As an apprentice toolmaker, Thomas Cumberlidge was considered a far too valuable commodity to have his life put at risk in the regular army.
Not that he didn’t try to join up.
Thomas remembers the day he offered to fight for his country.
“I got a bit of a ticking off,” he chuckled. “The recruiting officer said I was far more useful in the factory and told me to get back to work straight away.”
Work for Thomas was at the Standard Aero Engine plant at Fletchampstead Highway, Coventry, where the then 17-year-old was employed.
That’s where he met his future wife, Ivy. She had been drafted in to help the war effort by being put in charge of a lathe turning pistons for Spitfires.
Thomas joined the Standard’s own Home Guard platoon and he reckons the outfit was pretty professional in its approach.
“Contrary to popular opinion, we were an efficient fighting force and would have given the German paratroopers a run for their money if they had landed,” he said.
“We used to train with the army at Stoneleigh Deer Park, on the firing range with automatic rifles and sten guns.”

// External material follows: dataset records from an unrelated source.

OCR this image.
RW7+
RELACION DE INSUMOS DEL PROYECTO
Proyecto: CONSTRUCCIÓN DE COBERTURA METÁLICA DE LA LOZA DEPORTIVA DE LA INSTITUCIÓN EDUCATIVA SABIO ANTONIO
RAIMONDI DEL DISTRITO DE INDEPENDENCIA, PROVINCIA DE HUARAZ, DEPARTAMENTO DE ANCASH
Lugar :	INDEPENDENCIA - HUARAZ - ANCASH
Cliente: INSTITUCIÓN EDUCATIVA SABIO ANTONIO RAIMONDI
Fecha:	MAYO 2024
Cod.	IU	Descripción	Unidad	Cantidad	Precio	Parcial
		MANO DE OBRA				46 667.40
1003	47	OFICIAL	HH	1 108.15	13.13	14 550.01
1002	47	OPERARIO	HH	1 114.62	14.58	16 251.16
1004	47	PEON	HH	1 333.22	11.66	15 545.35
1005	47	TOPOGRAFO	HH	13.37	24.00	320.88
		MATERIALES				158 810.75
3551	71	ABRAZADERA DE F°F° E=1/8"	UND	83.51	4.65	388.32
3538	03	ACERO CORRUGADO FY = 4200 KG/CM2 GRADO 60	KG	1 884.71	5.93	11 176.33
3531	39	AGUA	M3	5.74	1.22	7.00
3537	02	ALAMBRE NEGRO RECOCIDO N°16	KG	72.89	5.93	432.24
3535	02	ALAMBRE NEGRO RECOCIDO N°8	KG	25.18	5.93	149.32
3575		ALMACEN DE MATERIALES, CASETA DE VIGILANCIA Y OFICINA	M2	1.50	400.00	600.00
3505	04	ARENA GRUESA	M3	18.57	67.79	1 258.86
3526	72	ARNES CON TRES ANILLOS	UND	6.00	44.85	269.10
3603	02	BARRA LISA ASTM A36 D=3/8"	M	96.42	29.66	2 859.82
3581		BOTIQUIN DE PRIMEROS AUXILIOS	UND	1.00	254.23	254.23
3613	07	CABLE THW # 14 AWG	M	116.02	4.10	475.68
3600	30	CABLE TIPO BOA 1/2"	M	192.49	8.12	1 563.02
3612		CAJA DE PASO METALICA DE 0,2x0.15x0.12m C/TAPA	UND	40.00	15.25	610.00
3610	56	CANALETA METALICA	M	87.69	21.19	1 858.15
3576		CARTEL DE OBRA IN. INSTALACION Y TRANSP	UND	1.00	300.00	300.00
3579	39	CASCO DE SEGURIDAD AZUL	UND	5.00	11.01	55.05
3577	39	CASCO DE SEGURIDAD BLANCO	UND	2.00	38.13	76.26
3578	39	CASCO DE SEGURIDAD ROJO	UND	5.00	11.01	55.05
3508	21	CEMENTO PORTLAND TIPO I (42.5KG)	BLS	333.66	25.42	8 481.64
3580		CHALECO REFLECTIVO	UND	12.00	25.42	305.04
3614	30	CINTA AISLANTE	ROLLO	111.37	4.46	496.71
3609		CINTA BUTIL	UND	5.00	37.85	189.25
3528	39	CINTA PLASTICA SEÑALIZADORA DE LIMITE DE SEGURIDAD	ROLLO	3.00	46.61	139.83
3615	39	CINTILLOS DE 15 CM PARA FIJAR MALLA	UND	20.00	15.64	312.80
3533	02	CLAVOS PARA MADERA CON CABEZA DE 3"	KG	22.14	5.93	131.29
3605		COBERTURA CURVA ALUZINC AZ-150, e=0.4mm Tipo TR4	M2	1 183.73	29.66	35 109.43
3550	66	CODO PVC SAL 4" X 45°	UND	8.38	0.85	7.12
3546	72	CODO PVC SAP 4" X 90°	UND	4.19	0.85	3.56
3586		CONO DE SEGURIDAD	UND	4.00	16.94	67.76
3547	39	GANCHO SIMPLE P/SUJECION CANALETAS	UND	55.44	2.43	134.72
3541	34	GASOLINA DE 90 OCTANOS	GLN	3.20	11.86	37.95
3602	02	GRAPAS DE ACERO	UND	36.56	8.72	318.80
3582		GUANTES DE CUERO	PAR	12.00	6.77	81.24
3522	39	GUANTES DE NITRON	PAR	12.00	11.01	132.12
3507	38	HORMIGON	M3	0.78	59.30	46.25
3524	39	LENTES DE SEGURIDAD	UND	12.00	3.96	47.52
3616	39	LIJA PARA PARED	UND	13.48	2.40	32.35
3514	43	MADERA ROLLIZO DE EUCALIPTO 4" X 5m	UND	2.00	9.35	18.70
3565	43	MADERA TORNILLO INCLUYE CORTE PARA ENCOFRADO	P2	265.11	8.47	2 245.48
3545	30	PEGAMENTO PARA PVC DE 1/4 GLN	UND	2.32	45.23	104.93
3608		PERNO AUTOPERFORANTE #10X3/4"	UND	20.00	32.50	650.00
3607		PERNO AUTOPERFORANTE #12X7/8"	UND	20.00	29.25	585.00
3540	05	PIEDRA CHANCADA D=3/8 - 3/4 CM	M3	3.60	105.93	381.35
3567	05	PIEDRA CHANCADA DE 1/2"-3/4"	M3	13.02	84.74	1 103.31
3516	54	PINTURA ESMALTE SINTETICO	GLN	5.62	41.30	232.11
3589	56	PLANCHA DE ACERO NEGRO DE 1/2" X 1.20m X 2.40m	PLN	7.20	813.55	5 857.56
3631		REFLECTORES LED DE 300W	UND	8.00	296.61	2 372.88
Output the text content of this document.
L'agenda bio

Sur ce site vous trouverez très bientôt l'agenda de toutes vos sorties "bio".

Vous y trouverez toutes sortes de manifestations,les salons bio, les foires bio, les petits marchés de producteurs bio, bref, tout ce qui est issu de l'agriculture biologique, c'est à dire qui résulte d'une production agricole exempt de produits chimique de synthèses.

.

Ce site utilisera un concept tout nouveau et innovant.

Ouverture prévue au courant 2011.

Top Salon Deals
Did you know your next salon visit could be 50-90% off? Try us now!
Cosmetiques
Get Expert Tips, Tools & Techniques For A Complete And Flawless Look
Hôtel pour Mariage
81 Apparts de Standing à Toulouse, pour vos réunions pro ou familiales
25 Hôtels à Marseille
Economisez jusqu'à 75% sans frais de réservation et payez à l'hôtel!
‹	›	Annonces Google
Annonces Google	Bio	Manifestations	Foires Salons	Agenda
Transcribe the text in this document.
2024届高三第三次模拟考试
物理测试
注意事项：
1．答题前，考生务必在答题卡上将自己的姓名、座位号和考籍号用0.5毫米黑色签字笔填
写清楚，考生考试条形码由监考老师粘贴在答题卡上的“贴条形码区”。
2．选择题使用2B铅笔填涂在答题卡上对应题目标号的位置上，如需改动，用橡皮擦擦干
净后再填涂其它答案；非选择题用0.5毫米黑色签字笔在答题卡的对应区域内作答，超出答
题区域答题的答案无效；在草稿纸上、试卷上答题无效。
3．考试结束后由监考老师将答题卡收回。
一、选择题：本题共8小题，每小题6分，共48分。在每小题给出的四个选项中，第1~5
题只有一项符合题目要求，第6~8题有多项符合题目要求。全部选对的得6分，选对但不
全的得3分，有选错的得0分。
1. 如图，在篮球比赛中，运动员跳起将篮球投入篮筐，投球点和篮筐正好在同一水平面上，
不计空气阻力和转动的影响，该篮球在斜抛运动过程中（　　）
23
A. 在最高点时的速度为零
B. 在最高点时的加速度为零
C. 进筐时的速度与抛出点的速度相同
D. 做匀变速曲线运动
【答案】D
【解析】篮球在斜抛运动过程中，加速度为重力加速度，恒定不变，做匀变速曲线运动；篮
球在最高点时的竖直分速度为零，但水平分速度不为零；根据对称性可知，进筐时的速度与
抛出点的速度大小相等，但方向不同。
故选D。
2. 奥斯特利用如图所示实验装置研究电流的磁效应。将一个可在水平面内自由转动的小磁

“We did it after a full day’s work and at weekends. I suppose it was tiring but you seemed to take it all in your stride then. I was a young man.” As part of his Home Guard commitment he had to carry out guard duty at the Standard plant two or three times a week. On one occasion, he recalls, the unit took part in an exercise defending the factory against ‘attack’ from Polish soldiers.
On the night of the November 1940 blitz, Thomas remembers attempting to walk home to Holbrooks from the city centre.
“As I reached the Foleshill Road the bombing got worse and I was shepherded down the underground shelter underneath O’Brien’s cycle shop.”
“After about five hours the raid subsided and I was able to make my way home. As I turned into Holbrook Lane, there was an almighty bang and I found out later that a bomb had landed on the Brookville Cinema in Jackson Road.”
“I still have vivid memories of those dark days. The spirit of Coventry people was tremendous and enabled us to have the freedom we enjoy today.”
The photo used shows a Standard Motors built Mk II Beaverette
The first version of the vehicle was built in 1940 by Standard Motor Company at the instigation of Lord Beaverbrook, then Minister of Aircraft Production (hence the name Beaverette). It was based on commercial car chassis, on which a simple riveted armoured hull was mounted. The 11mm of steel was backed by 3 inch thick oak planks. The hull was open at the top and at the rear. The armament consisted of a Bren light machine gun, which could be fired through a slot in the casemate armour. Subsequent versions received all-around protection and a machine gun turret – an enclosed one with a Bren MG or an open-topped one with twin Vickers machine guns. Some vehicles also carried Boys anti-tank rifles. Some also had a No. 11 or No. 19 radio set. Production was stopped in 1942. About 2,800 units were delivered.
Describing the vehicle in 1941, a correspondent for The Light Car magazine reported “touching the 60 mph-mark” while following one along a road. Restricted vision meant the Beaverette driver had to rely on an observer to relay information about other road traffic and also to consider situations well in advance, for example, when making a turn, the driver had to base his steering on “observations made something like ten yards back”.
The Beaverette was extensively used by the Home Guard, British Army and RAF Regiment for home defence service and training. The vehicle is said to have suffered from excessive weight and to have been hard to handle.